Seorang Warga Prancis Berhasil Diselamatkan di Pakistan Setelah 12 Tahun Disekap Suaminya

Seorang Warga Prancis Berhasil Diselamatkan di Pakistan Setelah 12 Tahun Disekap Suaminya

Ringkasan

  • Seorang wanita Prancis berusia 54 tahun diselamatkan polisi Pakistan setelah disekap suaminya selama 12 tahun di Khyber Pakhtunkhwa.

Kepolisian Pakistan pada Rabu mengonfirmasi keberhasilan operasi penyelamatan terhadap seorang wanita berkebangsaan Prancis beserta lima anaknya. Wanita tersebut mengaku telah disekap oleh suaminya selama lebih dari satu dekade di wilayah barat laut Pakistan. Pihak berwenang menyatakan bahwa korban, yang diidentifikasi sebagai Sylvie Yasmina (54), mengalami kekerasan dalam rumah tangga yang sistematis selama masa penyekapannya.

Operasi penyelamatan dilakukan di sebuah rumah berdinding bata lumpur yang terletak di Bara, sebuah kota di Provinsi Khyber Pakhtunkhwa yang berbatasan langsung dengan Afghanistan. Kepala Kepolisian Distrik, Waqar Ahmad, mengungkapkan bahwa tim kepolisian bergerak cepat setelah menerima laporan mengenai kondisi memprihatinkan wanita tersebut. Saat ini, suami korban yang bernama Ahmad Khan telah ditangkap dan sedang menjalani proses pemeriksaan intensif oleh pihak berwajib.

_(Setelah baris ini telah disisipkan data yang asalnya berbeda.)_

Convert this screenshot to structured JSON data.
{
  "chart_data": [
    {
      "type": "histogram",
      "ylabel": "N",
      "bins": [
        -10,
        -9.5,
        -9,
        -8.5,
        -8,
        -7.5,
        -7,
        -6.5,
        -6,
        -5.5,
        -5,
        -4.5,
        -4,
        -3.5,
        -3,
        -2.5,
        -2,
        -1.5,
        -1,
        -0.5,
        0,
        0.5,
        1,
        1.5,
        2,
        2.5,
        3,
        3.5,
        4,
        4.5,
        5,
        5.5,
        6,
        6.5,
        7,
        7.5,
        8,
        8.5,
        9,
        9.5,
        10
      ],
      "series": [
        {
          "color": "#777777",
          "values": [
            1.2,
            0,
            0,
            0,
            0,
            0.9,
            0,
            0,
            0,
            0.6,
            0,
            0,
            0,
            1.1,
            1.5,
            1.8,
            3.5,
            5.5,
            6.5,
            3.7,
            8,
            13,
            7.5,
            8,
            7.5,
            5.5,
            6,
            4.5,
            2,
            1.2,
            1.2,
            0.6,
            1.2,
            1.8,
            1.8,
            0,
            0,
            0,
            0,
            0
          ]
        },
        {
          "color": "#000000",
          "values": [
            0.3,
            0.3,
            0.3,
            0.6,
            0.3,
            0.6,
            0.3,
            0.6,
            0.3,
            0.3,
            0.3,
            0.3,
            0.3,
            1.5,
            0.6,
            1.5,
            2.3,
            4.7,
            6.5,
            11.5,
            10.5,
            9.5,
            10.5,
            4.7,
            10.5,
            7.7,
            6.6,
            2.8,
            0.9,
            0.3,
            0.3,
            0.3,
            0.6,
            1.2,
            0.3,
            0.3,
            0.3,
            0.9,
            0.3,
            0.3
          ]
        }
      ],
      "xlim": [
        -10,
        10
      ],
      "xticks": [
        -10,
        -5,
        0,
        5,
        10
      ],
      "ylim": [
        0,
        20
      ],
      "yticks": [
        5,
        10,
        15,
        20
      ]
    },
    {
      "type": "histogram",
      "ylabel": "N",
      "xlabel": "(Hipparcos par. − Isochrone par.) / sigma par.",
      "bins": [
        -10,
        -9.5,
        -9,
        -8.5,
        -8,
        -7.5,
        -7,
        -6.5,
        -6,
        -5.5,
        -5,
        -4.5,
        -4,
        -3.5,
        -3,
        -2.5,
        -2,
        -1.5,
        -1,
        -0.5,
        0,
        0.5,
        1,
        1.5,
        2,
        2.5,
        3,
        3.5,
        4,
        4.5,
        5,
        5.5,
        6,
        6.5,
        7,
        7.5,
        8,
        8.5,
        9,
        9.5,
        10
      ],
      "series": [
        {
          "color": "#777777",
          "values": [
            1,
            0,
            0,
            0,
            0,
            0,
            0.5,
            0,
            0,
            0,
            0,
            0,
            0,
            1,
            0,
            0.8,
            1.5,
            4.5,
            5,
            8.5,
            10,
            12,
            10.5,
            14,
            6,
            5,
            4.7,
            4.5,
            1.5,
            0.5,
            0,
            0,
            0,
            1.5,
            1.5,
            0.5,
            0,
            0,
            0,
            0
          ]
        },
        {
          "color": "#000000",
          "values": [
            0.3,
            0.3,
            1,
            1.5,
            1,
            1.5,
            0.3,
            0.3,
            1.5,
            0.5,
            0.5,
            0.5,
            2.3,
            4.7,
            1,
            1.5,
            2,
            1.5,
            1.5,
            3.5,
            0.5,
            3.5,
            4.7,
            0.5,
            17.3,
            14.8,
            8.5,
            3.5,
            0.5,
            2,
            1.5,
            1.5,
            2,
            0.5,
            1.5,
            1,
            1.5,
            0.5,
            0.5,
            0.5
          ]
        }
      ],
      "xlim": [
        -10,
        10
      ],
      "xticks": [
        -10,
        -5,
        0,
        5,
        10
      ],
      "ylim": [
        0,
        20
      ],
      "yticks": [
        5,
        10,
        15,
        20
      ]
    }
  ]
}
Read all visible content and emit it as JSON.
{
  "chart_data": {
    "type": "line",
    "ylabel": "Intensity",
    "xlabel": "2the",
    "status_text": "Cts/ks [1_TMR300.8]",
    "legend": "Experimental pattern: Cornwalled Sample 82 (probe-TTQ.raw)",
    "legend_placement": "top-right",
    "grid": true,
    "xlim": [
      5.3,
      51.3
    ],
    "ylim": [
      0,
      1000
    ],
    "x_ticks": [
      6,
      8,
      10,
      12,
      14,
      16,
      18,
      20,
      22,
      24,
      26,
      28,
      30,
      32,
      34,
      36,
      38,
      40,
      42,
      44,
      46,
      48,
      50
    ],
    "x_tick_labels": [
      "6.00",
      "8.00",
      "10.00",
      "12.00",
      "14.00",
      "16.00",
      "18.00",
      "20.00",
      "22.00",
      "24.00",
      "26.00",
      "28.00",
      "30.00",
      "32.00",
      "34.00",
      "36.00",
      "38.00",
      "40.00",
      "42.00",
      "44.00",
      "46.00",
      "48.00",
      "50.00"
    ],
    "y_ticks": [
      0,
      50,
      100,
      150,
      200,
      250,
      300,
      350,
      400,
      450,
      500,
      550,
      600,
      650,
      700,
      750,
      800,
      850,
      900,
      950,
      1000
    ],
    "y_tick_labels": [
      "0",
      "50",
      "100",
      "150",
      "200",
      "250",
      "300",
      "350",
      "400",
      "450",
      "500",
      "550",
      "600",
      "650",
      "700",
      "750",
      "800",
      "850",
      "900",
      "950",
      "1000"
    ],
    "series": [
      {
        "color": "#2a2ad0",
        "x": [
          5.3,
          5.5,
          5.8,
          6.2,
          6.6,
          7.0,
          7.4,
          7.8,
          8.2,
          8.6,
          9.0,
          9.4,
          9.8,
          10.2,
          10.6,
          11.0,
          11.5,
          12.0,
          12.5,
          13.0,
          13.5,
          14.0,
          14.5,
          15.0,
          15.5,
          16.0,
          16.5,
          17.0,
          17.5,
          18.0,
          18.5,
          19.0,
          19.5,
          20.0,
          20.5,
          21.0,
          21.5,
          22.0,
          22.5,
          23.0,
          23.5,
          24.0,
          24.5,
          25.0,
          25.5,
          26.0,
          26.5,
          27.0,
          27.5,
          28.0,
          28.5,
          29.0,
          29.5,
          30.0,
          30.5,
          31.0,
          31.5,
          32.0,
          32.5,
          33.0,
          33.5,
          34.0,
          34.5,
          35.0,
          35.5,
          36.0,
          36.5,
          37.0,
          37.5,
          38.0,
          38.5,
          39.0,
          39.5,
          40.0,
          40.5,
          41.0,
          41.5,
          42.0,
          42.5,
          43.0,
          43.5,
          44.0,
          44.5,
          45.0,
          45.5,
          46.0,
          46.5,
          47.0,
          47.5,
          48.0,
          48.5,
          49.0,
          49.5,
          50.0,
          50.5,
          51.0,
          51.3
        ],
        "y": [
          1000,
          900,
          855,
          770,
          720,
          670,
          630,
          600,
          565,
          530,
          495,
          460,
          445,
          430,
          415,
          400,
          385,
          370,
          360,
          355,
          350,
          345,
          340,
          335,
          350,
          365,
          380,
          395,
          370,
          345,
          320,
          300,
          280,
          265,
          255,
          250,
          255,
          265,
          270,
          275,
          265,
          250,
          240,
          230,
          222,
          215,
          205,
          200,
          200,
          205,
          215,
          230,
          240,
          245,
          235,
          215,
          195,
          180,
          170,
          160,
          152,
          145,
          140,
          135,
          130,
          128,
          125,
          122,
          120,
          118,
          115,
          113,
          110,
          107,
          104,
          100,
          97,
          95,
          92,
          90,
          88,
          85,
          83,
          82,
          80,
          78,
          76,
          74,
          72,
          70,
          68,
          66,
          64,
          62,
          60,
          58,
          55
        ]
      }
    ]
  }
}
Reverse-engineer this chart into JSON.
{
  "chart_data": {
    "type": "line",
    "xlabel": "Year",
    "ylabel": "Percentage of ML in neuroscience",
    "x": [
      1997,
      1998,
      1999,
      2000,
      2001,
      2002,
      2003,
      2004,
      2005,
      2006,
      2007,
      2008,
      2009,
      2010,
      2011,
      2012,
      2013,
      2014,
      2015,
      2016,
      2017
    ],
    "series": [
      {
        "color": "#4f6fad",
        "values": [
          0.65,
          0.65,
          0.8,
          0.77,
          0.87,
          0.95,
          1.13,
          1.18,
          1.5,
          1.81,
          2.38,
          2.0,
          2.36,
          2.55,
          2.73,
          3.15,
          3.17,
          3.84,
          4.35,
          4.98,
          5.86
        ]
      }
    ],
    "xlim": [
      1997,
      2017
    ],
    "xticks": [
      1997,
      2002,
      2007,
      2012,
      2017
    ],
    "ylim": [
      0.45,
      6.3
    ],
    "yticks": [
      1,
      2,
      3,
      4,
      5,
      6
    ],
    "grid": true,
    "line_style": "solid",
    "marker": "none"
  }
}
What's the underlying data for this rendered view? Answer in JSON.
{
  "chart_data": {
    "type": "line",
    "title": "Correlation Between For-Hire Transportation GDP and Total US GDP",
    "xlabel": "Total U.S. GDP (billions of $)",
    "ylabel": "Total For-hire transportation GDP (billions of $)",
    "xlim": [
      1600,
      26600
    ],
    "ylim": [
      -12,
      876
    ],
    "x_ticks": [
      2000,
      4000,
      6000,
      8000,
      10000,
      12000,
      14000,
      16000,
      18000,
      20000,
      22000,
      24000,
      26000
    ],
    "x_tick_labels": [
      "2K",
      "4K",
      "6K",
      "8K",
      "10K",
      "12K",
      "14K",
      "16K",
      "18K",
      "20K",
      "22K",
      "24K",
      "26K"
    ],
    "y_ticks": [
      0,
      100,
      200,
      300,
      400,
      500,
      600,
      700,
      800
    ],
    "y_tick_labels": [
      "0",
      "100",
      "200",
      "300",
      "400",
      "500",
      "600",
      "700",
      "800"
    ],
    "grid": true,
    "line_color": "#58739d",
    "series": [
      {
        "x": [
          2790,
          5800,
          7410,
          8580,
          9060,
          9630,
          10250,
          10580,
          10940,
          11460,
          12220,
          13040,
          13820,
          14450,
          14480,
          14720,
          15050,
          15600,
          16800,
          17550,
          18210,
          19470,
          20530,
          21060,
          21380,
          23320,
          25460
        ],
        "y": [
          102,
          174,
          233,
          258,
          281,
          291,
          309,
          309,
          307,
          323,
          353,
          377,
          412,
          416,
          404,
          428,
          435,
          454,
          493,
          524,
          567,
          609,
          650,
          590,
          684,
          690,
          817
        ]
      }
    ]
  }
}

Keberhasilan penyelamatan ini bermula dari keberanian salah satu putra korban yang berhasil melarikan diri dari rumah tersebut. Anak tersebut kemudian mendatangi kantor polisi setempat untuk melaporkan situasi darurat yang dialami oleh ibu dan saudara-saudaranya. Berdasarkan laporan tersebut, aparat kepolisian segera melakukan penggerebekan dan berhasil mengamankan para korban, yang kemudian dipindahkan ke kantor polisi khusus wanita untuk mendapatkan perlindungan serta pendampingan lebih lanjut.

Kasus ini kembali menyoroti isu kekerasan dalam rumah tangga yang masih menjadi tantangan serius di Pakistan. Berbagai organisasi hak asasi manusia menyatakan bahwa setiap tahunnya terdapat ratusan laporan mengenai penganiayaan fisik maupun psikologis yang dilakukan oleh pasangan atau anggota keluarga. Namun, para aktivis meyakini bahwa angka sebenarnya jauh lebih tinggi karena banyak kasus yang tidak dilaporkan ke pihak berwajib akibat tekanan sosial maupun ketakutan akan stigma.

Di wilayah yang kental dengan norma-norma konservatif, wanita seringkali menjadi kelompok yang paling rentan terhadap tindak kekerasan. Tidak jarang, wanita di Pakistan menjadi korban pembunuhan yang dipicu oleh pelanggaran terhadap norma-norma tradisional terkait pernikahan dan perilaku di ruang publik. Situasi ini menciptakan lingkungan yang penuh risiko bagi wanita, terutama bagi mereka yang terisolasi dari komunitas atau dukungan hukum yang memadai.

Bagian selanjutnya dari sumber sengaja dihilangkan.